The examples offered in the article mostly center on health: You know your tooth is aching, or your heart has taken to randomly racing, or your knee kills you when you run. But you’re afraid to see a doctor, because of what they might tell you. Easy fix: Don’t see a doctor!

This is clearly not the wisest long-term strategy, and so the piece offers some suggestions from the psychological literature that have been shown to help people muster the courage to face hard truths. (They are also, incidentally, not bad strategies to keep in mind when opening one’s Twitter feed these days.) The advice boils down to three questions, two of which are rather straightforward. The first appeals to your sense of rationality: How might it be useful to know the thing you’re trying not to know? The second appeals to your sense of autonomy: Are there facets of this unruly problem that actually are under your control?

But the third question is less obvious, which also makes it most interesting: What’s important to you?

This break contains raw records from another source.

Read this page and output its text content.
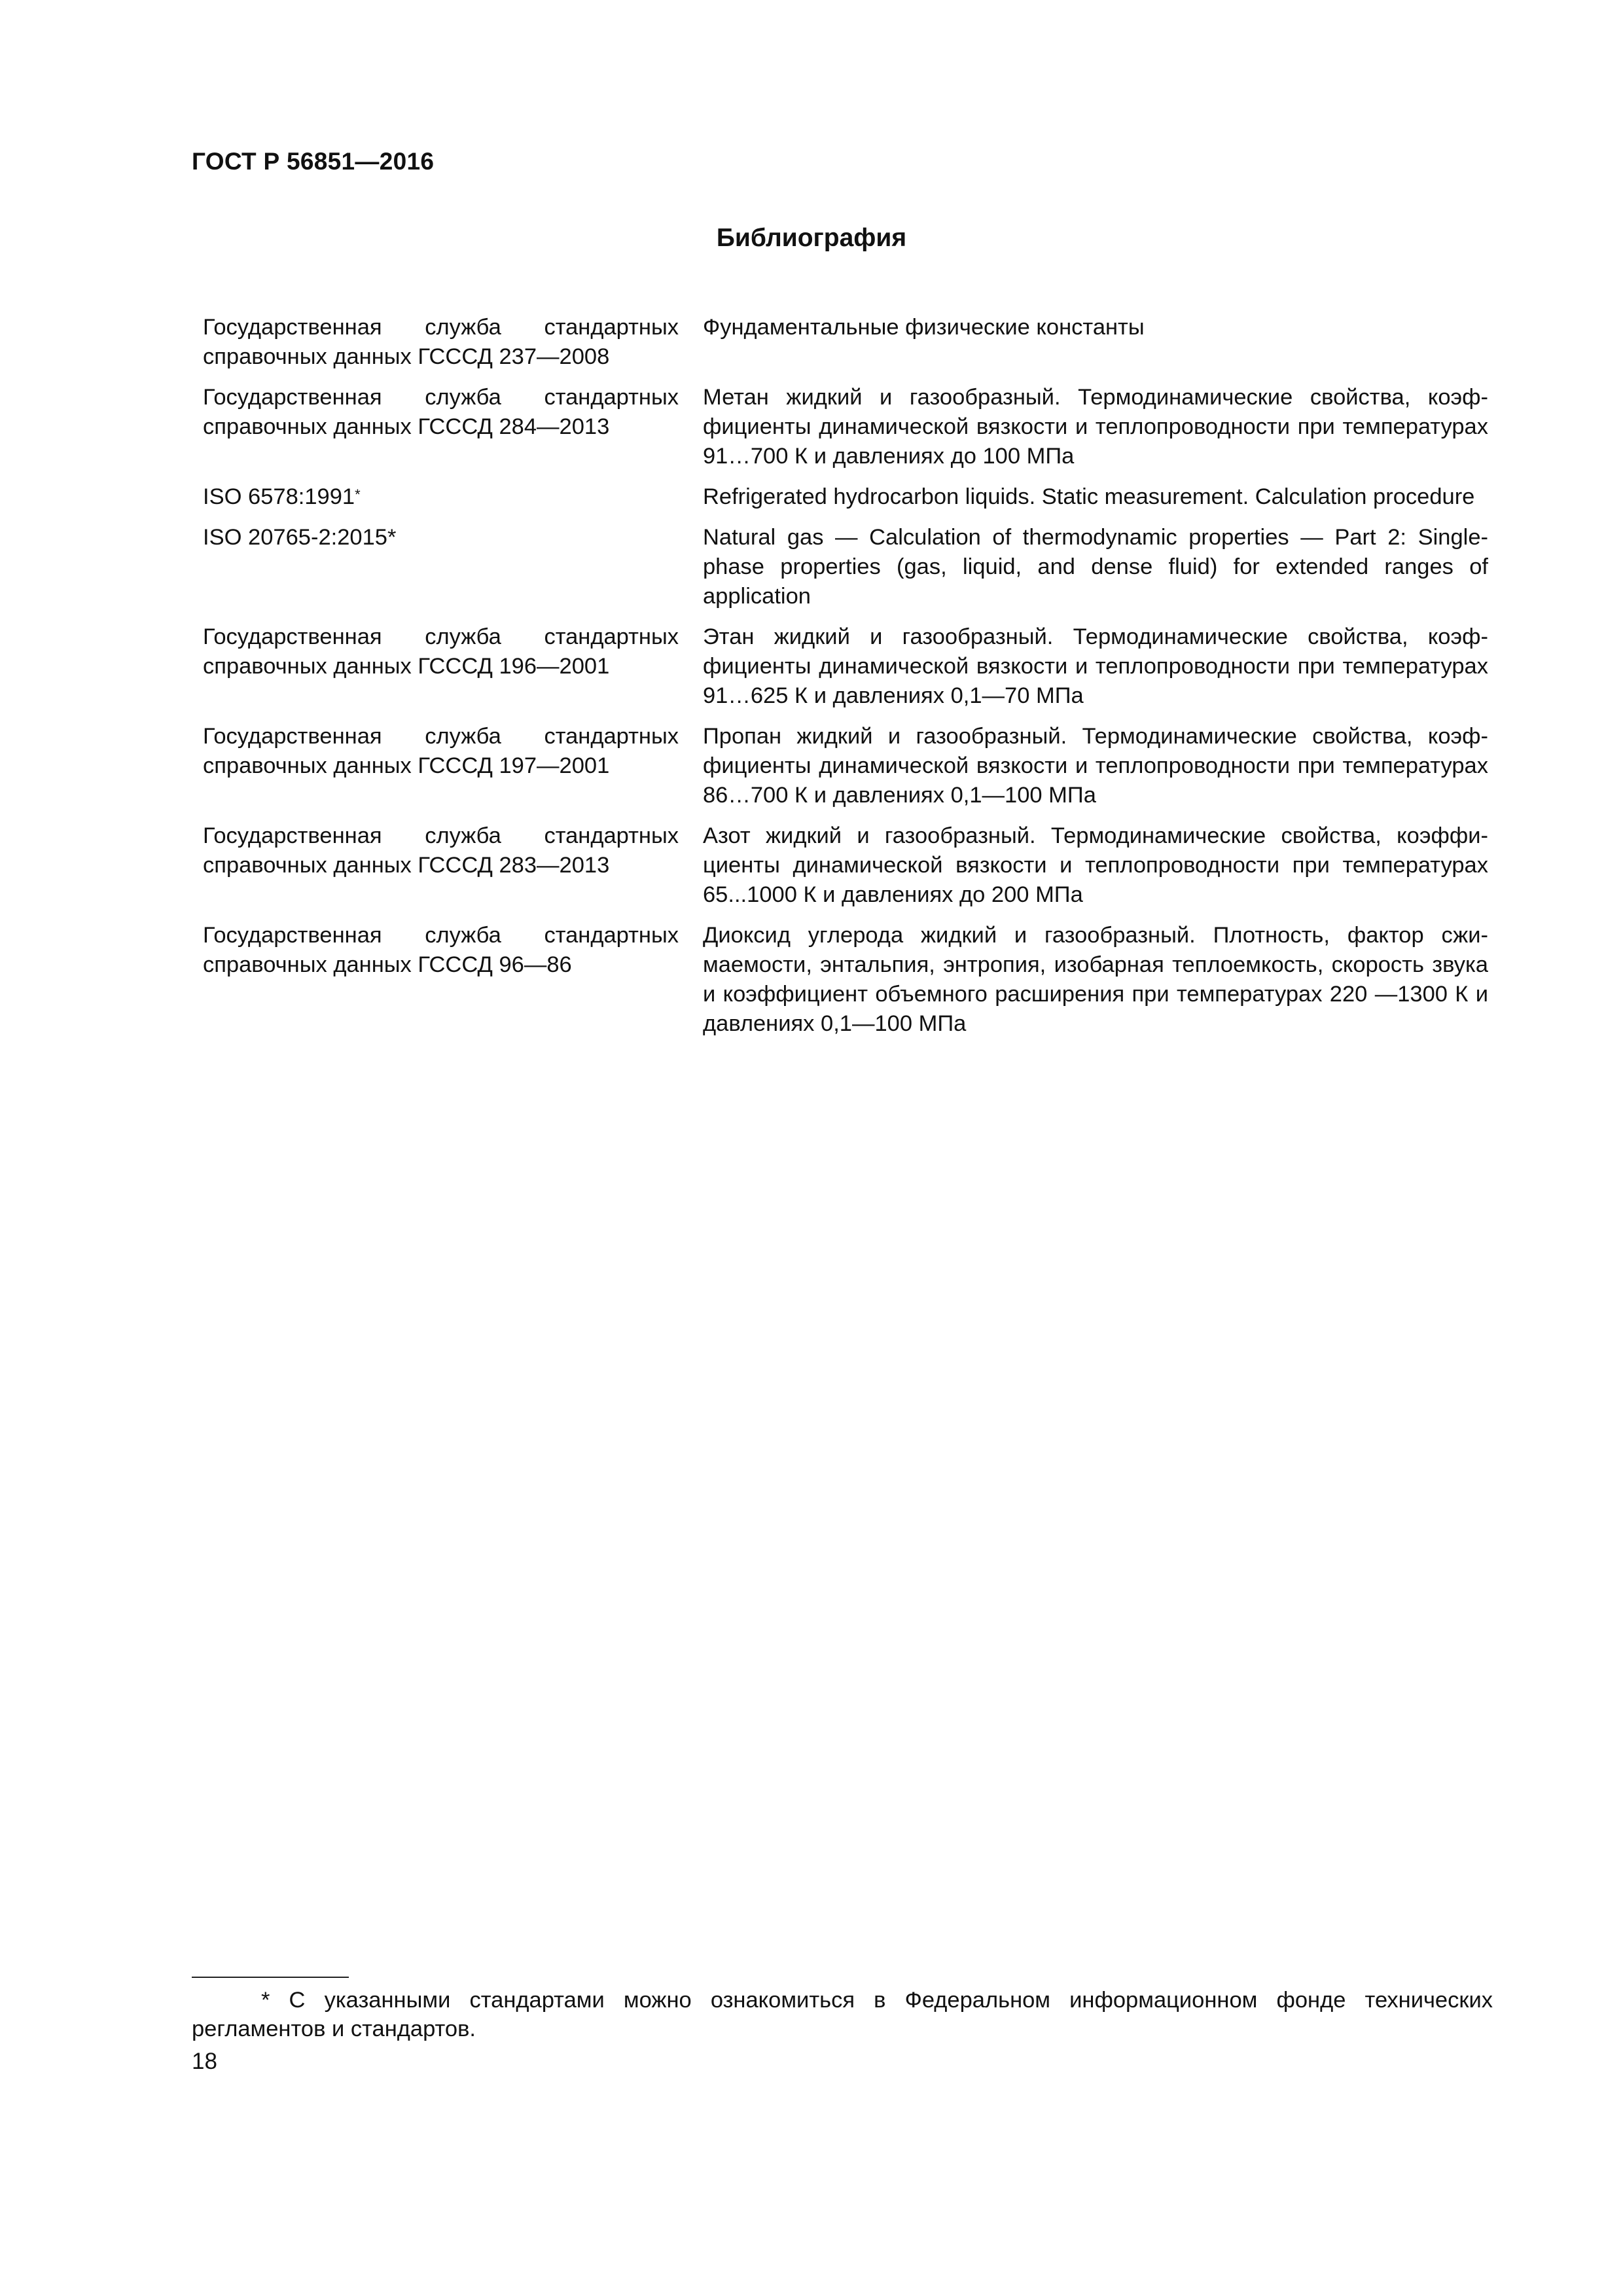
ГОСТ Р 56851—2016
Библиография
Государственная служба стандартных справочных данных ГСССД 237—2008	Фундаментальные физические константы
Государственная служба стандартных справочных данных ГСССД 284—2013	Метан жидкий и газообразный. Термодинамические свойства, коэффициенты динамической вязкости и теплопроводности при температурах 91…700 К и давлениях до 100 МПа
ISO 6578:1991*	Refrigerated hydrocarbon liquids. Static measurement. Calculation procedure
ISO 20765-2:2015*	Natural gas — Calculation of thermodynamic properties — Part 2: Single-phase properties (gas, liquid, and dense fluid) for extended ranges of application
Государственная служба стандартных справочных данных ГСССД 196—2001	Этан жидкий и газообразный. Термодинамические свойства, коэффициенты динамической вязкости и теплопроводности при температурах 91…625 К и давлениях 0,1—70 МПа
Государственная служба стандартных справочных данных ГСССД 197—2001	Пропан жидкий и газообразный. Термодинамические свойства, коэффициенты динамической вязкости и теплопроводности при температурах 86…700 К и давлениях 0,1—100 МПа
Государственная служба стандартных справочных данных ГСССД 283—2013	Азот жидкий и газообразный. Термодинамические свойства, коэффициенты динамической вязкости и теплопроводности при температурах 65...1000 К и давлениях до 200 МПа
Государственная служба стандартных справочных данных ГСССД 96—86	Диоксид углерода жидкий и газообразный. Плотность, фактор сжимаемости, энтальпия, энтропия, изобарная теплоемкость, скорость звука и коэффициент объемного расширения при температурах 220 —1300 К и давлениях 0,1—100 МПа
* С указанными стандартами можно ознакомиться в Федеральном информационном фонде технических регламентов и стандартов.
18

This at first seems like a non sequitur. It isn’t. Research on “affirmation interventions” has shown that when people take the time to remind themselves of their core values — perhaps by scribbling down their life goals, or making a mental list of the people who make their life matter — they become more open to hearing important but potentially negative information. “This makes whatever threat is looming in front of you feel rather small and your resources to handle it seem larger,” James Sheppard, a University of Florida psychologist who has studied information avoidance, tells the WSJ. Ignoring a problem, alas, does not usually help make it disappear.